Hisham al Hashimi : Pour Daesh, Kobané a été une aventure. Sur le plan stratégique cela n’a pas beaucoup de signification. Mais Daesh voulait surtout impliquer la Turquie dans la guerre. Elle a échoué à Kobané et a perdu plus de 1000 combattants selon leurs propres chiffres. Mais Daesh peut remplacer ce qu’il a perdu. Ses effectifs augmentent, ils ne baissent pas. Les Etats-Unis, l’armée irakienne, syrienne et les autres groupes hostiles ont éliminé 15 000 combattants de Daesh en un an. Mais dans le même temps le double a rejoint ses rangs. En juin 2014, ils étaient 32 000 en Irak et en Syrie. Aujourd’hui ils sont presque 120 000 (les estimations américaines officieuses tournent autour de 100 000).

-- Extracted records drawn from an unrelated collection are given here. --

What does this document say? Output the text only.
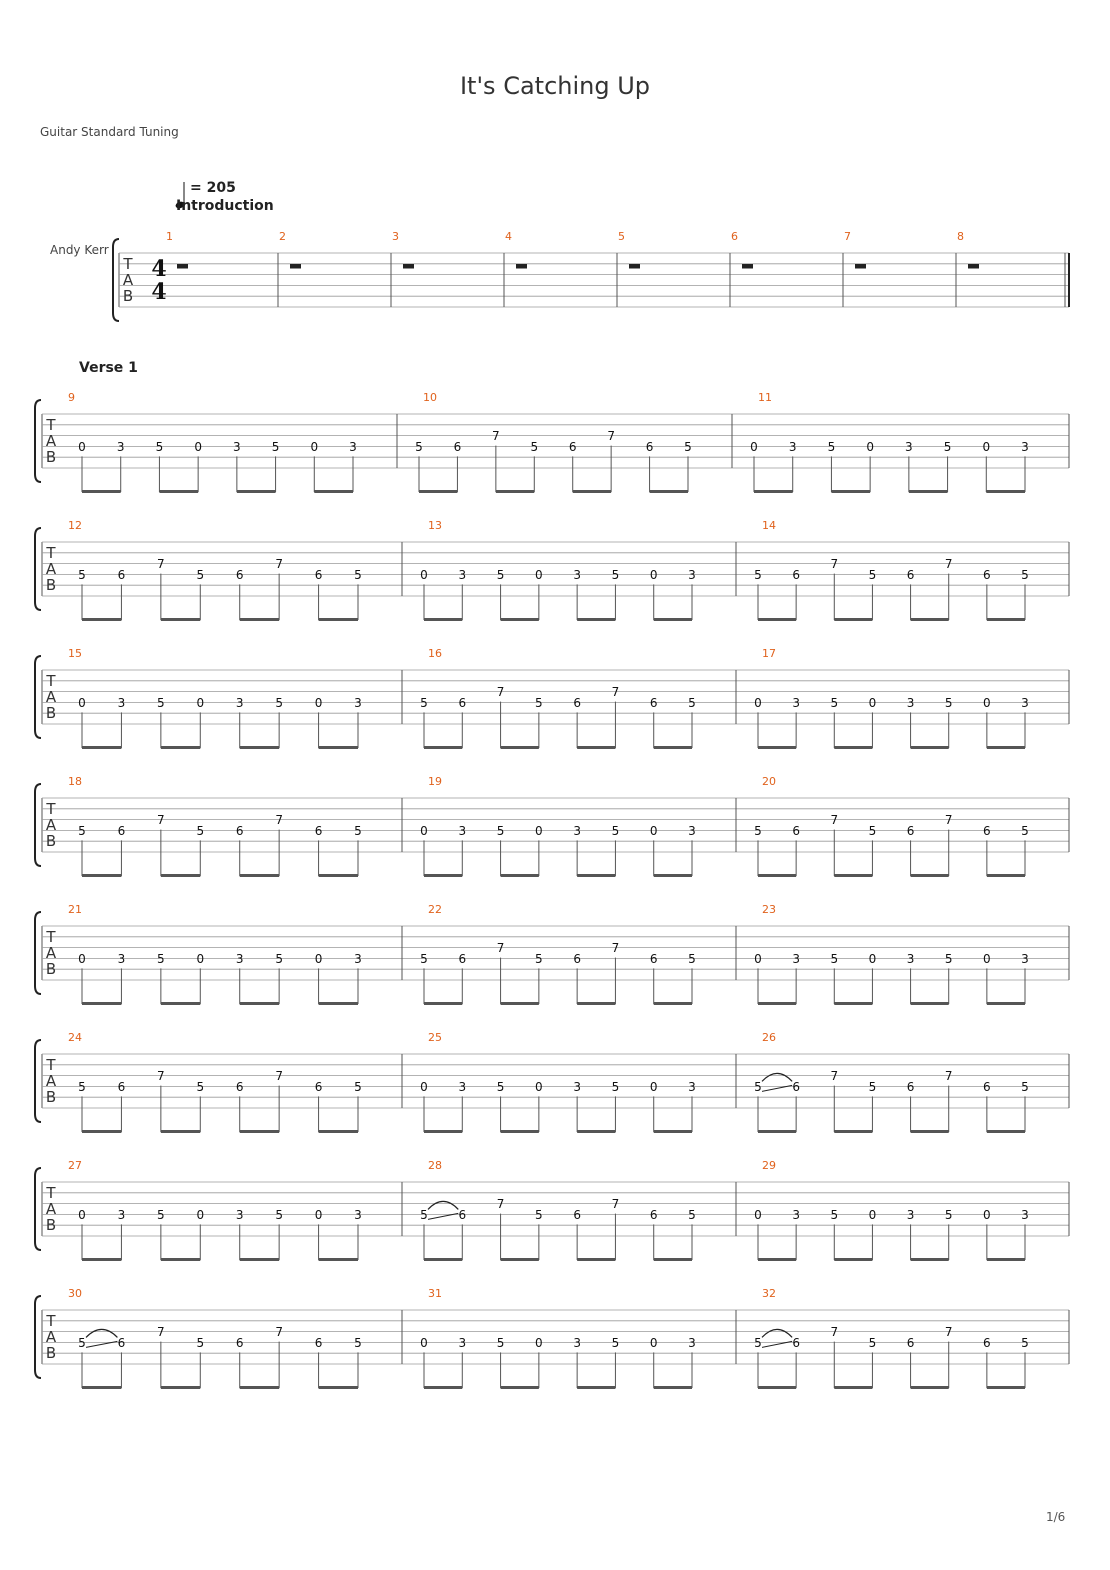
It's Catching Up
Guitar Standard Tuning
= 205
Introduction
Verse 1
Andy Kerr
T
A
B
4
4
1	2	3	4	5	6	7	8
T
A
B
9
0	3	5	0	3	5	0	3
10
5	6
7
5	6
7
6	5
11
0	3	5	0	3	5	0	3
T
A
B
12
5	6
7
5	6
7
6	5
13
0	3	5	0	3	5	0	3
14
5	6
7
5	6
7
6	5
T
A
B
15
0	3	5	0	3	5	0	3
16
5	6
7
5	6
7
6	5
17
0	3	5	0	3	5	0	3
T
A
B
18
5	6
7
5	6
7
6	5
19
0	3	5	0	3	5	0	3
20
5	6
7
5	6
7
6	5
T
A
B
21
0	3	5	0	3	5	0	3
22
5	6
7
5	6
7
6	5
23
0	3	5	0	3	5	0	3
T
A
B
24
5	6
7
5	6
7
6	5
25
0	3	5	0	3	5	0	3
26
5	6
7
5	6
7
6	5
T
A
B
27
0	3	5	0	3	5	0	3
28
5	6
7
5	6
7
6	5
29
0	3	5	0	3	5	0	3
T
A
B
30
5	6
7
5	6
7
6	5
31
0	3	5	0	3	5	0	3
32
5	6
7
5	6
7
6	5
1/6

Quelle est la signification de l’utilisation des réseaux sociaux comme le fait Daesh ?

Hisham al Hashimi : Le dossier de la communication est directement rattaché à Baghdadi en personne. Le Comité central des médias, est constitué de cinq membres, trois Saoudiens et deux Irakiens. Ceux qui participent à la production technique viennent, pour la plupart, d’Europe. Il y a bien sûr des organes et des agences qui aident ce Comité ou qui accompagnent les combattants sur le terrain pour filmer. Enfin, il y a l’utilisation de Facebook et surtout celle très active de Tweeter, Instagram et Youtube. Ils ont 46 000 abonnés Tweeter et sont présents dans 108 Etats. Entre 35 et 40% de ces abonnés sont des femmes.

Comment juger le comportement de la Turquie face à Daesh ?

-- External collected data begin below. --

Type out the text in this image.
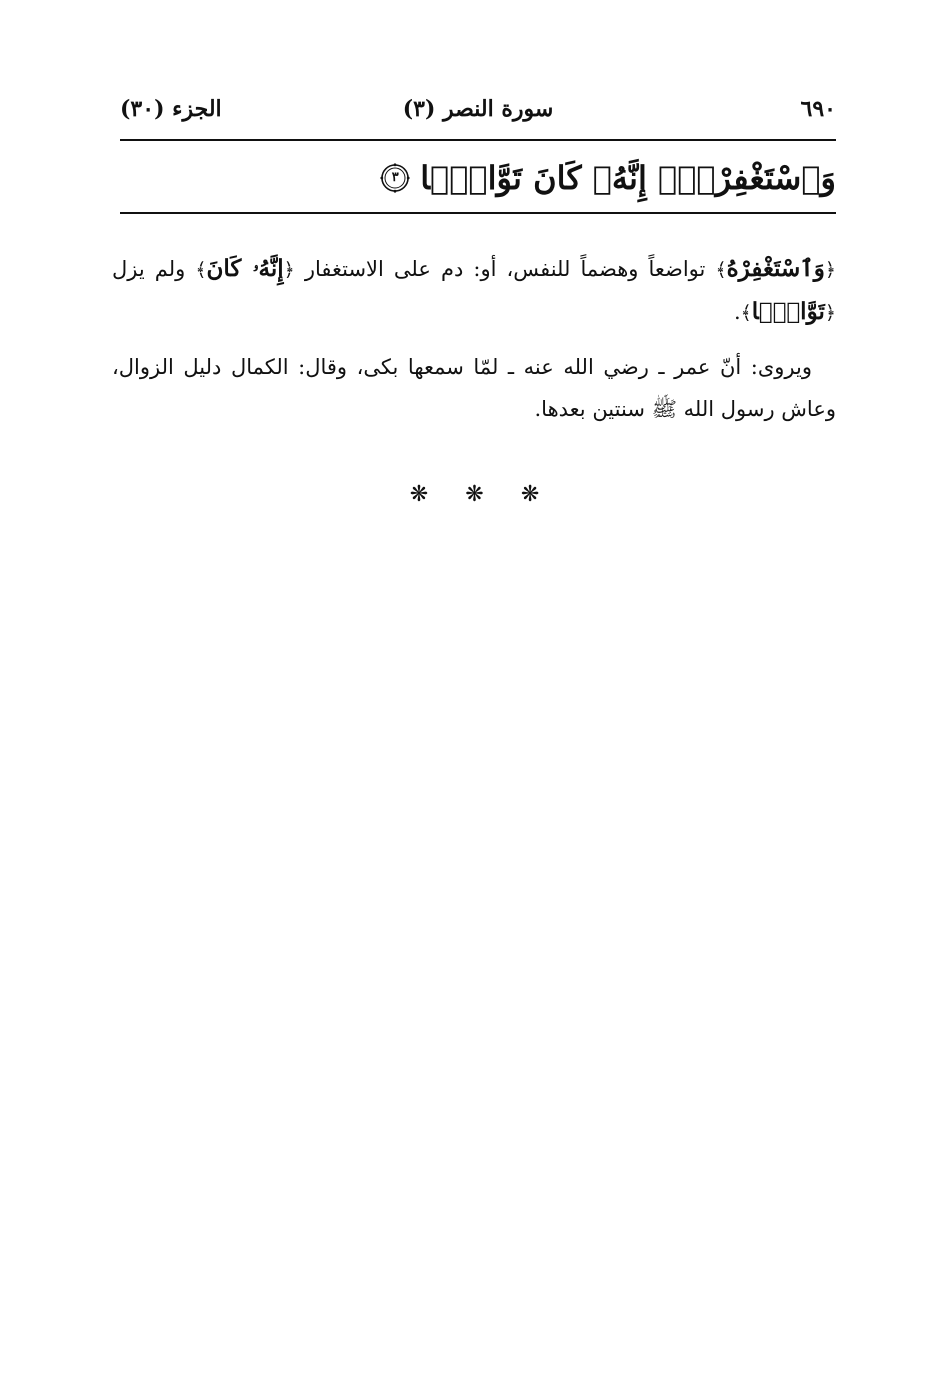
٦٩٠
سورة النصر (٣)
الجزء (٣٠)
وَٱسْتَغْفِرْهُۚ إِنَّهُۥ كَانَ تَوَّابًۢا
٣

﴿وَٱسْتَغْفِرْهُ﴾ تواضعاً وهضماً للنفس، أو: دم على الاستغفار ﴿إِنَّهُۥ كَانَ﴾ ولم يزل ﴿تَوَّابًۢا﴾.

ويروى: أنّ عمر ـ رضي الله عنه ـ لمّا سمعها بكى، وقال: الكمال دليل الزوال، وعاش رسول الله ﷺ سنتين بعدها.

❋ ❋ ❋
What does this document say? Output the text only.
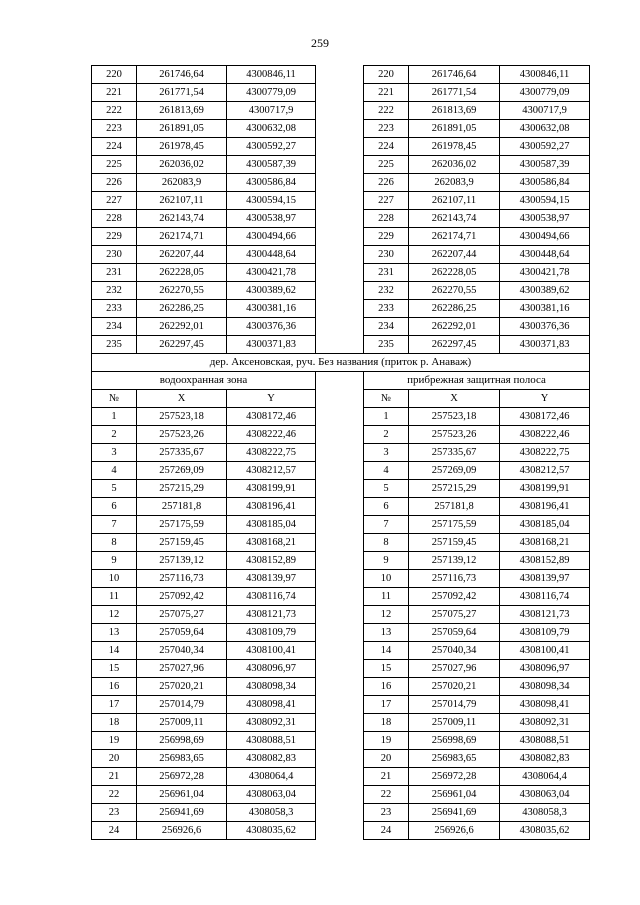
259
220	261746,64	4300846,11		220	261746,64	4300846,11
221	261771,54	4300779,09		221	261771,54	4300779,09
222	261813,69	4300717,9		222	261813,69	4300717,9
223	261891,05	4300632,08		223	261891,05	4300632,08
224	261978,45	4300592,27		224	261978,45	4300592,27
225	262036,02	4300587,39		225	262036,02	4300587,39
226	262083,9	4300586,84		226	262083,9	4300586,84
227	262107,11	4300594,15		227	262107,11	4300594,15
228	262143,74	4300538,97		228	262143,74	4300538,97
229	262174,71	4300494,66		229	262174,71	4300494,66
230	262207,44	4300448,64		230	262207,44	4300448,64
231	262228,05	4300421,78		231	262228,05	4300421,78
232	262270,55	4300389,62		232	262270,55	4300389,62
233	262286,25	4300381,16		233	262286,25	4300381,16
234	262292,01	4300376,36		234	262292,01	4300376,36
235	262297,45	4300371,83		235	262297,45	4300371,83
дер. Аксеновская, руч. Без названия (приток р. Анаваж)						
водоохранная зона				прибрежная защитная полоса		
№	X	Y		№	X	Y
1	257523,18	4308172,46		1	257523,18	4308172,46
2	257523,26	4308222,46		2	257523,26	4308222,46
3	257335,67	4308222,75		3	257335,67	4308222,75
4	257269,09	4308212,57		4	257269,09	4308212,57
5	257215,29	4308199,91		5	257215,29	4308199,91
6	257181,8	4308196,41		6	257181,8	4308196,41
7	257175,59	4308185,04		7	257175,59	4308185,04
8	257159,45	4308168,21		8	257159,45	4308168,21
9	257139,12	4308152,89		9	257139,12	4308152,89
10	257116,73	4308139,97		10	257116,73	4308139,97
11	257092,42	4308116,74		11	257092,42	4308116,74
12	257075,27	4308121,73		12	257075,27	4308121,73
13	257059,64	4308109,79		13	257059,64	4308109,79
14	257040,34	4308100,41		14	257040,34	4308100,41
15	257027,96	4308096,97		15	257027,96	4308096,97
16	257020,21	4308098,34		16	257020,21	4308098,34
17	257014,79	4308098,41		17	257014,79	4308098,41
18	257009,11	4308092,31		18	257009,11	4308092,31
19	256998,69	4308088,51		19	256998,69	4308088,51
20	256983,65	4308082,83		20	256983,65	4308082,83
21	256972,28	4308064,4		21	256972,28	4308064,4
22	256961,04	4308063,04		22	256961,04	4308063,04
23	256941,69	4308058,3		23	256941,69	4308058,3
24	256926,6	4308035,62		24	256926,6	4308035,62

Hisham al Hashimi : La Turquie ferme les yeux sur Daesh. Pour elle un éventuel Etat kurde est plus dangereux que Daesh. Les services turcs savent que les cellules dormantes, dans le sud-est de la Turquie et dans les faubourgs d’Istanbul a dépassé les 3000 personnes. Daesh a investi beaucoup d’argent à l’intérieur de la Turquie. La famille directe de Baghdadi a été accueillie par la Turquie qui a fourni des cartes de séjour. Il y a trop d’intérêts en commun et chacun évite la confrontation avec l’autre. Pour la Turquie, la priorité est d’empêcher la création d’un Etat kurde et de faire tomber Bachar al Assad. Elle a aussi peur de se confronter à Daesh. Encore aujourd’hui, des groupes passent en Syrie à partir de la Turquie pour rejoindre le djihad, même si le nombre a considérablement baissé.

Comment combattre Daesh ?

Hisham al Hashimi : Pour l’Irak il est possible d’éradiquer Daesh. Pour la Syrie ce sera plus compliqué. Sur tous les plans, économique, militaire mais aussi sur le terrain. Et même en Irak ça prendra beaucoup de temps. Le problème est le conflit politique en Irak qui retarde l’éradication de Daesh. Il s’emboite avec les conflits ethniques et confessionnels. Et puis, il y a une volonté régionale et internationale d’empêcher l’Irak de gagner définitivement contre Daesh. L’organisation de Baghdadi contrôle maintenant 80% du pétrole syrien, peut-être entre 7 et 10% du pétrole irakien. Il occupe un espace agricole très productif, les terrains les plus fertiles entre l’Irak et la Syrie. 5 à 7 millions de personnes dépendent de son administration. Avec la durée, certains commencent à y croire ou se disent que c’est imposé de facto. C’est devenu un phénomène social.